Ni el proyecto elaborado por los empleados, ni el estudio de la Supen. Los diputados han decidido fundamentar las reformas al régimen de pensiones del Poder Judicial en el estudio actuarial del Instituto de Investigaciones Económicas de la Universidad de Costa Rica.

El acuerdo, tomado la noche del miércoles por la comisión legislativa que deberá dictaminar el proyecto,  rechazó también la pretensión de los dirigentes gremiales de ser integrados en esa comisión, en cuyo seno esperaban hacer valer sus tesis.

Las decisiones tomadas por los legisladores han caído como bombas entre los trabajadores del gremio que se encuentran en huelga desde hace una semana y que amenazan con mantenerse firmes.

Pero la mayoría de diputados de la comisión no parecen que se hayan inmutado ante las amenazas. La posición fue respaldada por los oficialistas Franklin Corella y Marcela Guerrero (PAC),  Maureen Fallas y Sandra Piszk (PLN), Johnny Leiva del PUSC, quien preside, la libertaria Natalia Diaz y Gonzalo Ramírez de Renovación Costarricense.

En una posición más flexible, pero en total minoría, se han mostrado Jorge Arguedas, del Frente Amplio y Julio Rojas del PLN.

Las recomendaciones de la UCR para llenar un gigantesco hoyo de 5.300 millones de colones en el régimen jubilatorio del Poder Judicial, incluyen aumentar la cotización de un 11 a un 15%, reducir el monto de la pensión de un 100% de los últimos 24 mejores salarios a un 72%, y aumentar la edad mínima de 60 a 65 años.

Los empleados judiciales argumentan que durante muchos años han pagado mucho más que los trabajadores adscritos a otros regímenes para poder gozar de los beneficios de que actualmente disfrutan y que ese derecho no se los va a quitar nadie. Pero, al parecer, el régimen en las actuales condiciones es insostenible y, de no darse las reformas, será el Estado con el dinero de todos los demás trabajadores, quien tendrá que financiar el déficit.

Los diputados de la comisión se han declarado en una especie de sesión permanente para tratar de resolver el problema antes de que termine el periodo de sesiones extraordinarias el próximo 31 de julio, es decir, el martes.

No se han cerrado al diálogo, pero tampoco parecen dispuestos a ceder mucho mientras los empleados mantengan el estado de huelga, a juzgar por las declaraciones que varios diputados han dado este jueves  a los medios de comunicación.

 

¿Huelga ilegal?

Sorpresivamente, los trabajadores judiciales han puesto de lado la fundamentación legal de sus actos y se han plegado al criterio del ex presidente José Figueres Ferrer, quien en una memorable ocasión declaró que no hay huelgas legales ni ilegales, sino que las hay ganadas o perdidas.

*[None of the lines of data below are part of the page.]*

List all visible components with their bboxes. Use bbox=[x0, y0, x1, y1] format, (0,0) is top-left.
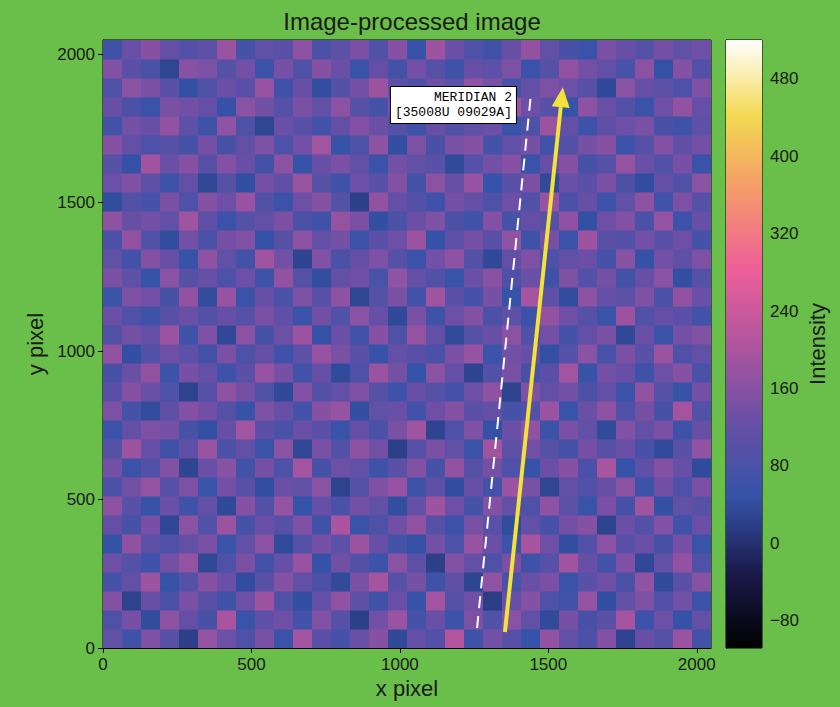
svg-text:0: 0 bbox=[98, 655, 107, 674]
svg-text:240: 240 bbox=[770, 302, 798, 321]
svg-text:400: 400 bbox=[770, 147, 798, 166]
svg-text:1500: 1500 bbox=[57, 193, 95, 212]
svg-text:Intensity: Intensity bbox=[805, 303, 830, 385]
svg-text:y pixel: y pixel bbox=[23, 313, 48, 375]
svg-text:x pixel: x pixel bbox=[376, 676, 438, 701]
svg-text:MERIDIAN 2: MERIDIAN 2 bbox=[434, 90, 512, 105]
svg-text:0: 0 bbox=[86, 639, 95, 658]
svg-text:320: 320 bbox=[770, 224, 798, 243]
svg-text:Image-processed image: Image-processed image bbox=[283, 8, 540, 35]
svg-text:0: 0 bbox=[770, 534, 779, 553]
svg-text:80: 80 bbox=[770, 456, 789, 475]
svg-text:500: 500 bbox=[67, 490, 95, 509]
svg-text:[35008U 09029A]: [35008U 09029A] bbox=[395, 105, 512, 120]
svg-text:500: 500 bbox=[237, 655, 265, 674]
svg-text:1000: 1000 bbox=[381, 655, 419, 674]
svg-text:1000: 1000 bbox=[57, 342, 95, 361]
svg-text:2000: 2000 bbox=[57, 45, 95, 64]
svg-text:2000: 2000 bbox=[678, 655, 716, 674]
svg-text:−80: −80 bbox=[770, 611, 799, 630]
svg-text:1500: 1500 bbox=[529, 655, 567, 674]
svg-text:160: 160 bbox=[770, 379, 798, 398]
svg-text:480: 480 bbox=[770, 69, 798, 88]
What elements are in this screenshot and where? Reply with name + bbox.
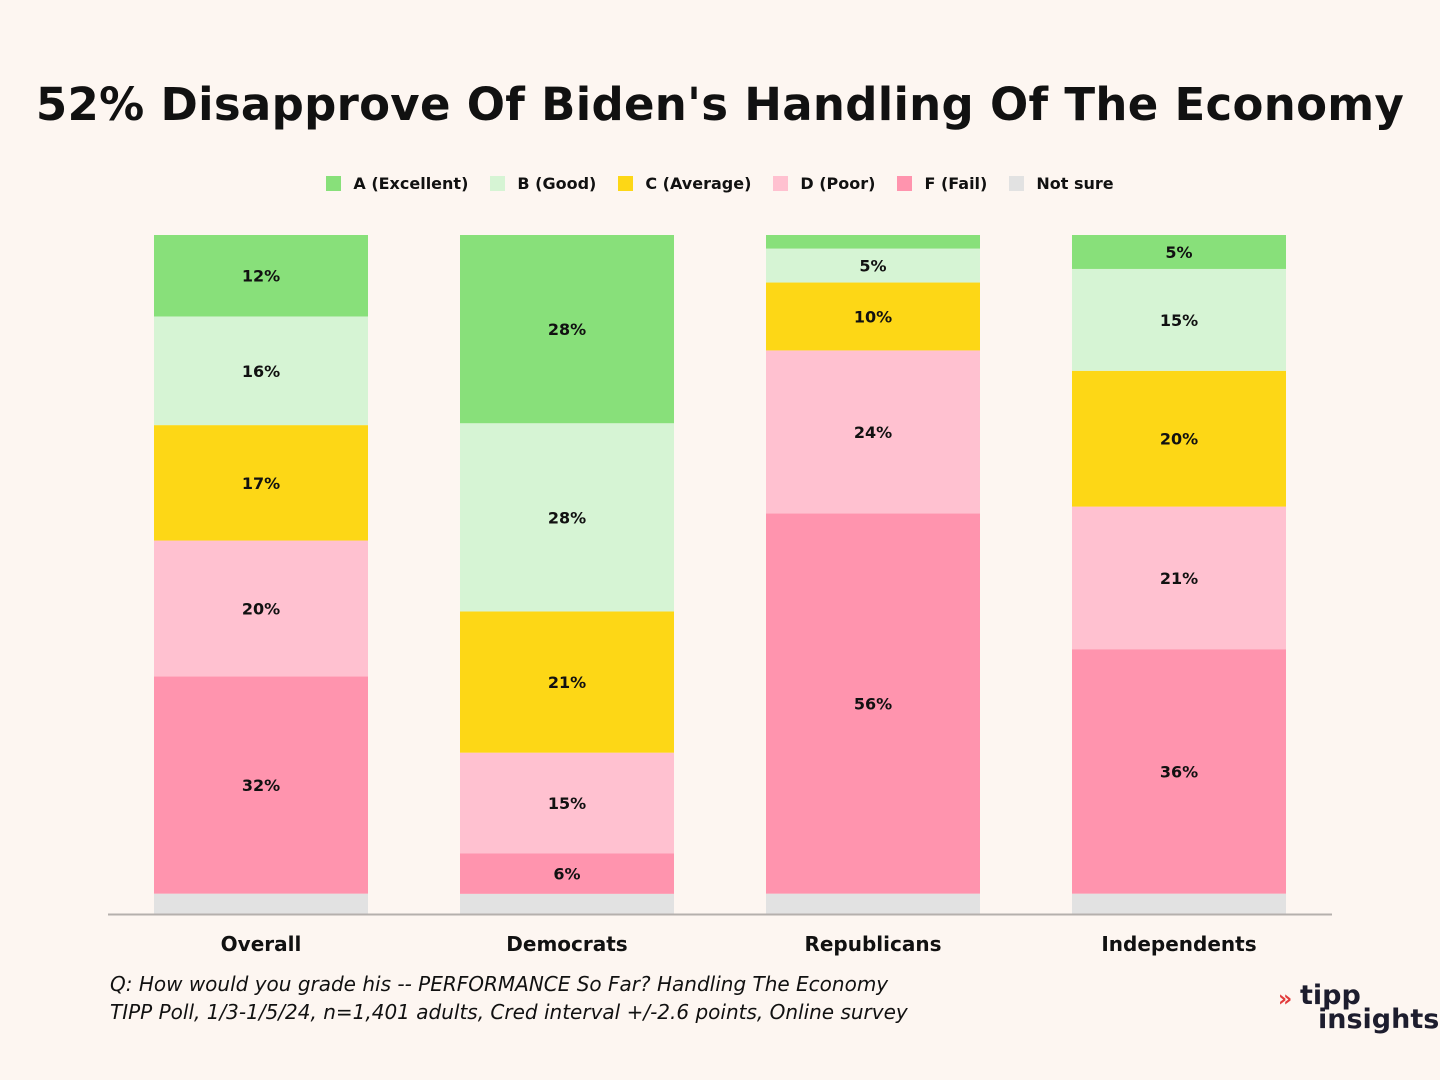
bar-segment (1072, 506, 1286, 650)
bar-segment (1072, 370, 1286, 507)
bar-segment (1072, 268, 1286, 371)
data-label: 32% (242, 776, 280, 795)
data-label: 15% (1160, 311, 1198, 330)
footnote: Q: How would you grade his -- PERFORMANC… (110, 970, 908, 1026)
legend-swatch (773, 176, 789, 191)
legend-swatch (326, 176, 342, 191)
bar-segment (154, 235, 368, 317)
bar-segment (766, 350, 980, 514)
bar-segment (460, 611, 674, 753)
chart-title: 52% Disapprove Of Biden's Handling Of Th… (35, 78, 1405, 131)
legend-item: C (Average) (618, 174, 751, 193)
bar-segment (460, 752, 674, 854)
bar-segment (766, 893, 980, 914)
data-label: 15% (548, 794, 586, 813)
data-label: 20% (1160, 430, 1198, 449)
legend-label: B (Good) (517, 174, 597, 193)
bar-segment (154, 540, 368, 677)
bar-segment (766, 248, 980, 283)
data-label: 12% (242, 267, 280, 286)
legend-label: A (Excellent) (353, 174, 469, 193)
legend-swatch (1009, 176, 1025, 191)
data-label: 10% (854, 307, 892, 326)
legend-label: D (Poor) (800, 174, 876, 193)
chart-legend: A (Excellent) B (Good) C (Average) D (Poor)… (0, 174, 1440, 193)
data-label: 16% (242, 362, 280, 381)
legend-item: B (Good) (490, 174, 596, 193)
bar-segment (766, 282, 980, 351)
x-tick-label: Overall (221, 932, 302, 956)
bar-segment (766, 235, 980, 249)
logo-text-insights: insights (1318, 1004, 1440, 1035)
data-label: 21% (1160, 569, 1198, 588)
bar-segment (766, 513, 980, 894)
data-label: 24% (854, 423, 892, 442)
bar-segment (460, 893, 674, 914)
bar-segment (154, 425, 368, 541)
bar-segment (460, 235, 674, 424)
data-label: 36% (1160, 762, 1198, 781)
x-tick-label: Democrats (506, 932, 627, 956)
legend-item: D (Poor) (773, 174, 875, 193)
bar-segment (154, 316, 368, 426)
legend-swatch (618, 176, 634, 191)
legend-swatch (490, 176, 506, 191)
legend-swatch (897, 176, 913, 191)
data-label: 6% (553, 865, 580, 884)
bar-segment (154, 676, 368, 894)
data-label: 56% (854, 695, 892, 714)
data-label: 20% (242, 599, 280, 618)
bar-segment (460, 853, 674, 894)
data-label: 28% (548, 320, 586, 339)
x-tick-label: Republicans (804, 932, 941, 956)
bar-segment (154, 893, 368, 914)
legend-label: F (Fail) (924, 174, 988, 193)
data-label: 5% (859, 257, 886, 276)
footnote-question: Q: How would you grade his -- PERFORMANC… (110, 972, 889, 996)
bar-segment (1072, 649, 1286, 894)
logo-text-tipp: tipp (1300, 980, 1361, 1011)
legend-label: Not sure (1036, 174, 1114, 193)
bar-segment (1072, 893, 1286, 914)
data-label: 28% (548, 508, 586, 527)
legend-item: A (Excellent) (326, 174, 468, 193)
data-label: 5% (1165, 243, 1192, 262)
logo-arrow-icon: » (1278, 987, 1293, 1012)
tipp-insights-logo: » tipp insights (1278, 980, 1439, 1039)
x-tick-label: Independents (1101, 932, 1256, 956)
data-label: 17% (242, 474, 280, 493)
bar-segment (460, 423, 674, 612)
legend-item: Not sure (1009, 174, 1114, 193)
bar-segment (1072, 235, 1286, 269)
data-label: 21% (548, 673, 586, 692)
legend-label: C (Average) (645, 174, 752, 193)
footnote-source: TIPP Poll, 1/3-1/5/24, n=1,401 adults, C… (110, 1000, 908, 1024)
legend-item: F (Fail) (897, 174, 987, 193)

Aún así, los magistrados de la Corte Suprema han ido este jueves arrastrando los pies a una sesión extraordinaria, para decidir si declaran ilegal el movimiento huelguístico, ya que los jueces de trabajo -a quienes les correspondería tomar la decisión- se encuentran en huelga.

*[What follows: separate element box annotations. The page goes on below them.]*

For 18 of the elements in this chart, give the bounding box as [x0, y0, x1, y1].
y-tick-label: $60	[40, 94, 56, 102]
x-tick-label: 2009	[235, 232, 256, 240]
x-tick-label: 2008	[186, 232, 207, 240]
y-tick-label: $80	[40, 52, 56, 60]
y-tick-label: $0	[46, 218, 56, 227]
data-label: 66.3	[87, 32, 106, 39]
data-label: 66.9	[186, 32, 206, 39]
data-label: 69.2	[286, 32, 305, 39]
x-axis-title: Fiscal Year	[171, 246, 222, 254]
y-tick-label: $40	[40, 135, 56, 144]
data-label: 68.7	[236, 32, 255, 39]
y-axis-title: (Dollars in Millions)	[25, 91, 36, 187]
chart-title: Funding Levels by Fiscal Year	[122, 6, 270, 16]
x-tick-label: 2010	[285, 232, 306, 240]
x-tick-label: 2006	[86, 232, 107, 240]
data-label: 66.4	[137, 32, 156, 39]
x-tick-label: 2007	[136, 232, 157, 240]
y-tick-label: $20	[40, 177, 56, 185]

La poca simpatía que el gran público expresa hacia las reivindicaciones de los trabajadores de la justicia, entra a jugar un papel importante en el juego de presiones, cada vez mayores, en torno a este conflicto.

Pesa el hecho de que la gran mayoría ve los reclamos de los jueces y administrativos de la Corte como privilegios desmesurados (magistrados con pensiones de 10 millones de colones no es poca cosa). Y pesan quizá, más de lo que pudieron imaginarse quienes diseñaron la estrategia de huelga, los cadáveres que estuvieron secuestrados durante varios días en la Morgue Judicial.